VMworld Las Vegas was the biggest ever – 14,000 people. The Main Hall where they served meals was the size of about 3 football fields. There were food hall staff lined up on both sides of the entrance forming a human corridor to funnel people to their tables. As you walked down the 100 yard aisle to your table the staff on both sides would greet you, which was very strange. It felt like I was in a parade and I should wave to everyone.
Once I got over the vastness of the show and focused on content, I found the sessions were outstanding. It all started out with a great keynote presentation from Paul Maritz, President and CEO, VMware. He introduced VMware’s vision for VMware becoming a Virtual Data Center OS (VDC-OS) that allows customers to virtualize and centrally manage all your IT resources.
My take on this is that the Virtual Operating System will pool all CPU, memory, networking and storage resources together and allocate them to applications on-the-fly with high availability and fault tolerance across the entire IT infrastructure. The whole idea is to eliminate the guesswork and manual configuration of data center resources and have it all done automatically based on whatever you set as requirements or Quality of Service settings for your apps.
I attended many technical tracks related to this theme. The goal for VM scalability in the vCompute area is to support 8 vCPUs and 256GB of RAM per VM, 40 Gbps of network throughput, and 200,000 IOPS. Next generation of resource pools will scale to 64 nodes in a single cluster, 4096 processor cores, 64 TB of RAM, and 6 million IOPS, all running under DRS. Similarly, LeftHand announced new SANs that scale to 80 CPUs, 320GB of RAM, 160Gbps of bandwidth and 40GB of non-volatile cache, all virtualized and managed as a single storage pool..
In the vNetwork arena, VMware introduced Virtual Distributed Networking with the vNetwork Distributed Switch.

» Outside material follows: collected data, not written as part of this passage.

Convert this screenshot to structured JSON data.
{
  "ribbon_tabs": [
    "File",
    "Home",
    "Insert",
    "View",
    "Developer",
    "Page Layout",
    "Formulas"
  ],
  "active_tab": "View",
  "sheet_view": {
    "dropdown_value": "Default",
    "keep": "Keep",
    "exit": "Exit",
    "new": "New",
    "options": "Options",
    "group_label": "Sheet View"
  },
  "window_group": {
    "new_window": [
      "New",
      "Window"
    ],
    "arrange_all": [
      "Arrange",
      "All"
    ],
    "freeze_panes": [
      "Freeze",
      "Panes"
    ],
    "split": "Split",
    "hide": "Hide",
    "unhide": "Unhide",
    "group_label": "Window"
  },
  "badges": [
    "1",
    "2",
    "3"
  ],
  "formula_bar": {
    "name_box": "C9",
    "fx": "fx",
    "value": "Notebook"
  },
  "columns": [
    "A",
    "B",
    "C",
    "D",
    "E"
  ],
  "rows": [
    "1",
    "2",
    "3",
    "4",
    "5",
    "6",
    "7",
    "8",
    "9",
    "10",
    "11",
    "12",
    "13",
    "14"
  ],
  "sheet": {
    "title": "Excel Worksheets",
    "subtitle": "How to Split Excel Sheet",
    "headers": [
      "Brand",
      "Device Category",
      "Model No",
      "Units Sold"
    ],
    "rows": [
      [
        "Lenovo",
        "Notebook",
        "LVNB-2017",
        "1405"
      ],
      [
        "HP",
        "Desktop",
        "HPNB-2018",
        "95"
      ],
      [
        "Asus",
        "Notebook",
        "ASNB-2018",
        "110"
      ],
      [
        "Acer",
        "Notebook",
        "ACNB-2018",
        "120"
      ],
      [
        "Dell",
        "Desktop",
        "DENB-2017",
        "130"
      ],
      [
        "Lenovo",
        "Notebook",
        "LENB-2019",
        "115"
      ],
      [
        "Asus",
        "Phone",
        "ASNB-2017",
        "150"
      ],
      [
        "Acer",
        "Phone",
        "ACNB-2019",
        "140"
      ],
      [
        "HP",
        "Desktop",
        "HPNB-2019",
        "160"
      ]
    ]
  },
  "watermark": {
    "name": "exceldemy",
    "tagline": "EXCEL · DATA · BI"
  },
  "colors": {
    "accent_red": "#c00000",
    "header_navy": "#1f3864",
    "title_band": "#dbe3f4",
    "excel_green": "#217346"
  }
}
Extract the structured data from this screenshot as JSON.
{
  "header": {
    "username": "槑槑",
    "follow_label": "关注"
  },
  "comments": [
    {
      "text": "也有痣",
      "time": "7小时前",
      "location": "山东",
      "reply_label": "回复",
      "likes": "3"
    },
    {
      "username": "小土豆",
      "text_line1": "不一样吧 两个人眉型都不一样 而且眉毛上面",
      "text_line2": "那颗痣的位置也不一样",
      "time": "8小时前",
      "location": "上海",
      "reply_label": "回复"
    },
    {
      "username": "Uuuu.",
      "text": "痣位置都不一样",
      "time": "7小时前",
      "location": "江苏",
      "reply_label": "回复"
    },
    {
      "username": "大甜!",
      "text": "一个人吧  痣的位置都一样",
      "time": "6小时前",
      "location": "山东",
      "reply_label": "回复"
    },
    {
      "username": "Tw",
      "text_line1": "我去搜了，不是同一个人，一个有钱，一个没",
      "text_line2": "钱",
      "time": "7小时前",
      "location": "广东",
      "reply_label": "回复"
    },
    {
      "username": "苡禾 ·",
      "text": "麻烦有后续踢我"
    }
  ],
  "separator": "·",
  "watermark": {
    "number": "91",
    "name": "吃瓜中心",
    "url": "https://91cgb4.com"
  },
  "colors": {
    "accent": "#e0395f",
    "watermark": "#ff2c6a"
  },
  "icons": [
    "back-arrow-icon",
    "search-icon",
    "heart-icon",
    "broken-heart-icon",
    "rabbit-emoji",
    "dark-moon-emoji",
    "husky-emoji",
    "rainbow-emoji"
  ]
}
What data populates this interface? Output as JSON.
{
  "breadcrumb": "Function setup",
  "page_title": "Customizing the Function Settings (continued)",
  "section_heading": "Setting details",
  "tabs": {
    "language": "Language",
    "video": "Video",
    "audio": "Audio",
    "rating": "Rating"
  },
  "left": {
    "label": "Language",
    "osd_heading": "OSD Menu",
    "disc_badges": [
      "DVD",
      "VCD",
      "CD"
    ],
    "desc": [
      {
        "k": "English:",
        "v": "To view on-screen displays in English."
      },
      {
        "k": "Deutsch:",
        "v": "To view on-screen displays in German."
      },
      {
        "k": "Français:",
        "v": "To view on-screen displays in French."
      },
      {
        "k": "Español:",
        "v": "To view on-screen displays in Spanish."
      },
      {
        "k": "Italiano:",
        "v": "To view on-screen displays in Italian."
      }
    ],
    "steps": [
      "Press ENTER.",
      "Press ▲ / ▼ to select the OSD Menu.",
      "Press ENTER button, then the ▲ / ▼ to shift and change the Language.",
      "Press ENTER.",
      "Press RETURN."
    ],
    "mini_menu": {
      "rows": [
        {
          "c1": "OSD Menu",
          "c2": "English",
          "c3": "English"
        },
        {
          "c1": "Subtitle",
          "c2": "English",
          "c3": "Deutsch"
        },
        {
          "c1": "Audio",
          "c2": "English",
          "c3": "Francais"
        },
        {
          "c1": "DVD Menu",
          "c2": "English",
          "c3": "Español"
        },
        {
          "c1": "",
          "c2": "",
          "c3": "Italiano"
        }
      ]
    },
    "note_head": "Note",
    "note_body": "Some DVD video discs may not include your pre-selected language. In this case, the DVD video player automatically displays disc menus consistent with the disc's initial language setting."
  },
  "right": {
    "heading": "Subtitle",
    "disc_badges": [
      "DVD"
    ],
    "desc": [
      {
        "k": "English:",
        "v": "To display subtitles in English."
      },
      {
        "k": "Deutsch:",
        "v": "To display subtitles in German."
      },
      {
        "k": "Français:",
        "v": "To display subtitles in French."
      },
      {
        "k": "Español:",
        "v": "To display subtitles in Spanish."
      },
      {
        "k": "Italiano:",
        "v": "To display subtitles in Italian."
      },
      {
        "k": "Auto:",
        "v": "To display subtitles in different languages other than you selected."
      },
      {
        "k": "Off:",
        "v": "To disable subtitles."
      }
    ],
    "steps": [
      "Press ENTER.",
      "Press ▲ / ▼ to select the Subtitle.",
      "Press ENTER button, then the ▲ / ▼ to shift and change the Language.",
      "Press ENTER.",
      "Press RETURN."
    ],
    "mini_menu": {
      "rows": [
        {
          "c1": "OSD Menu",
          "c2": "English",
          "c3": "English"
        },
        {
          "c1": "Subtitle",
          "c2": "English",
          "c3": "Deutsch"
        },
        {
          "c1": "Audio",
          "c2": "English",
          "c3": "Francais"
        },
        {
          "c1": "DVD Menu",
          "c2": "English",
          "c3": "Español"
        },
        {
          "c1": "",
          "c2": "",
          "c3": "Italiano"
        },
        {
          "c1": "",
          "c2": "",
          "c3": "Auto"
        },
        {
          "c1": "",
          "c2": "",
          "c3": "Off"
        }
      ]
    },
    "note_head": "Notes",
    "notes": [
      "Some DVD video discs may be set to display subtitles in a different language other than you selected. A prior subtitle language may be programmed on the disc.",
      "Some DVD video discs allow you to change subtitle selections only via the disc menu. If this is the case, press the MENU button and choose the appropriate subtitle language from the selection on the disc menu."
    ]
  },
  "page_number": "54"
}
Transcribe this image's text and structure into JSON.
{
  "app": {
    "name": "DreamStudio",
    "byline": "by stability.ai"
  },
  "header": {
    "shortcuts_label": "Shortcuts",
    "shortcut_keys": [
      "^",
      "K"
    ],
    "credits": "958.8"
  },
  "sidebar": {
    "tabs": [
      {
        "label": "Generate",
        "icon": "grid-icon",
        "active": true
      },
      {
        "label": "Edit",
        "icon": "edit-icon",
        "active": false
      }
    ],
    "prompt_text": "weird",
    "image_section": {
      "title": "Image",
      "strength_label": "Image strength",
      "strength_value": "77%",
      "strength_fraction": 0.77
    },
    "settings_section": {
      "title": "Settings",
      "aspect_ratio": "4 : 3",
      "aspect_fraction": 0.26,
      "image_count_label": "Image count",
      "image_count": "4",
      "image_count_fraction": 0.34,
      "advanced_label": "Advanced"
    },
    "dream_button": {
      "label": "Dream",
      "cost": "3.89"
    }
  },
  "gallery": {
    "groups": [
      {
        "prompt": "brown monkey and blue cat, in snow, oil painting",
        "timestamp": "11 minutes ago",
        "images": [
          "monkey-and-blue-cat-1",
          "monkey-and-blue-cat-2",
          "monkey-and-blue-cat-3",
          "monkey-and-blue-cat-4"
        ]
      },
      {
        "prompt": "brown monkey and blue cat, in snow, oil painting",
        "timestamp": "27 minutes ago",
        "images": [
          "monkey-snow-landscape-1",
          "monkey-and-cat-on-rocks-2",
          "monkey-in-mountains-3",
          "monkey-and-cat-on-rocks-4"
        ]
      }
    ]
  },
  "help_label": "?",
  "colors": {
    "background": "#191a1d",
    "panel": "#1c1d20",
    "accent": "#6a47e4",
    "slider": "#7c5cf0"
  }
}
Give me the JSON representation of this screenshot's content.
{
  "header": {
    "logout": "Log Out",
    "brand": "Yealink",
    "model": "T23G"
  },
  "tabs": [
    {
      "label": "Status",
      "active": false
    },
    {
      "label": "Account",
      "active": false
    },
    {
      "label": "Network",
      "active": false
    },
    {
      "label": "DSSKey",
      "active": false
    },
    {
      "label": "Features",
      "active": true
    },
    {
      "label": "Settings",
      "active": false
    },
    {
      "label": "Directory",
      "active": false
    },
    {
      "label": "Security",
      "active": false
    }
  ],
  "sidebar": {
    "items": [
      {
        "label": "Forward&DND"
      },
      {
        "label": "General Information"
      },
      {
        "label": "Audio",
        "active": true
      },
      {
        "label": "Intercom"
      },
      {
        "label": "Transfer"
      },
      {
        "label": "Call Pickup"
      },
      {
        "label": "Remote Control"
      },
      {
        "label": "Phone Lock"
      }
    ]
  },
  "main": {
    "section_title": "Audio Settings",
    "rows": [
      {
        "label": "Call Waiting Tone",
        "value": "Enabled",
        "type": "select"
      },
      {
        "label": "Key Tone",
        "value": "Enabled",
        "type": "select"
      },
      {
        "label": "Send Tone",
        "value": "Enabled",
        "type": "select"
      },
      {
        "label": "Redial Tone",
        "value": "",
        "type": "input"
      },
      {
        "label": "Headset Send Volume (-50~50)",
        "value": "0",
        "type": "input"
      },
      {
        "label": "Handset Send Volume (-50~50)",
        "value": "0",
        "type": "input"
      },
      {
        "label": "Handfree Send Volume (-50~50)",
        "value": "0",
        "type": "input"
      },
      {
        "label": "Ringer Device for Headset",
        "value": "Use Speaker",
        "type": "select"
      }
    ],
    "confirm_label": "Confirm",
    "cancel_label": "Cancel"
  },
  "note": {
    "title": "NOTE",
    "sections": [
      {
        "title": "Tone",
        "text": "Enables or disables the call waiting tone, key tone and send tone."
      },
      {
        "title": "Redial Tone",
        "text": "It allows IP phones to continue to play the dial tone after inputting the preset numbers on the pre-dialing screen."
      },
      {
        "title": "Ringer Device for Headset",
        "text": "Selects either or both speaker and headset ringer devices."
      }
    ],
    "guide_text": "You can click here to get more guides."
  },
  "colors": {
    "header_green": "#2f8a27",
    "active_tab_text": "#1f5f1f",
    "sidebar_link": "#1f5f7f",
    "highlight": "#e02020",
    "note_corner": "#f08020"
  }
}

The vNetwork Distributed Switch abstracts the configuration of virtual networking from the host level to an aggregate data center level, simplifying the setup and change of virtual networking.
The way I look at this new virtual networking technology is that bandwidth from the clients to the servers, and from the servers to the SAN, can be whatever your applications require. For example, bandwidth to your iSCSI SAN can be 40 Gbps if required. This clearly makes the iSCSI vs. Fibre Channel SAN protocol bandwidth debate a moot point, especially when you have a SAN on the backend that scales out as well.
Another really cool feature that’s a long time coming is Fault Tolerant VMs using vLockstep technology. This technology maintains VM/server state across 2 servers, so when one fails the backup server is in the exact same state and can continue on with no data loss or downtime associated with manual failover. (The catch is you need HV-compatible processors.)
What’s really slick is when you combine Fault Tolerant VMs with LeftHand’s SAN/iQ synchronous multi-site software. LeftHand’s Multi-Site SAN software allows users to define multiple SAN data instances across physical virtual servers and locations, all virtualized and seen by the VMs as single instance, local copy of data, regardless of where it physically resides. When combined with VM Fault Tolerance, your VMs remain connected to their same storage volumes regardless of which physical server or geographic location they failover to, with all server and storage state preserved, delivering true VM and SAN fault tolerance and HA.
The best part was seeing LeftHand’s VSA software running in the VMware hands-on labs. So many customers came to our booth to ask about it, because these are obviously technologies that fit one another perfectly. In my mind, Storage Virtualization is all about providing simplified storage resource provisioning and management with complete abstraction from the hardware. How many storage companies can claim that they’re not tied to their hardware and can run as virtual SAN? That’s what made the show really special for me.
We had an outstanding show with over 1,000 people visiting LeftHand's booth, and loads of fun at LeftHand's VIP Reception for Customers, Partners and Prospects at the TAO restaurant.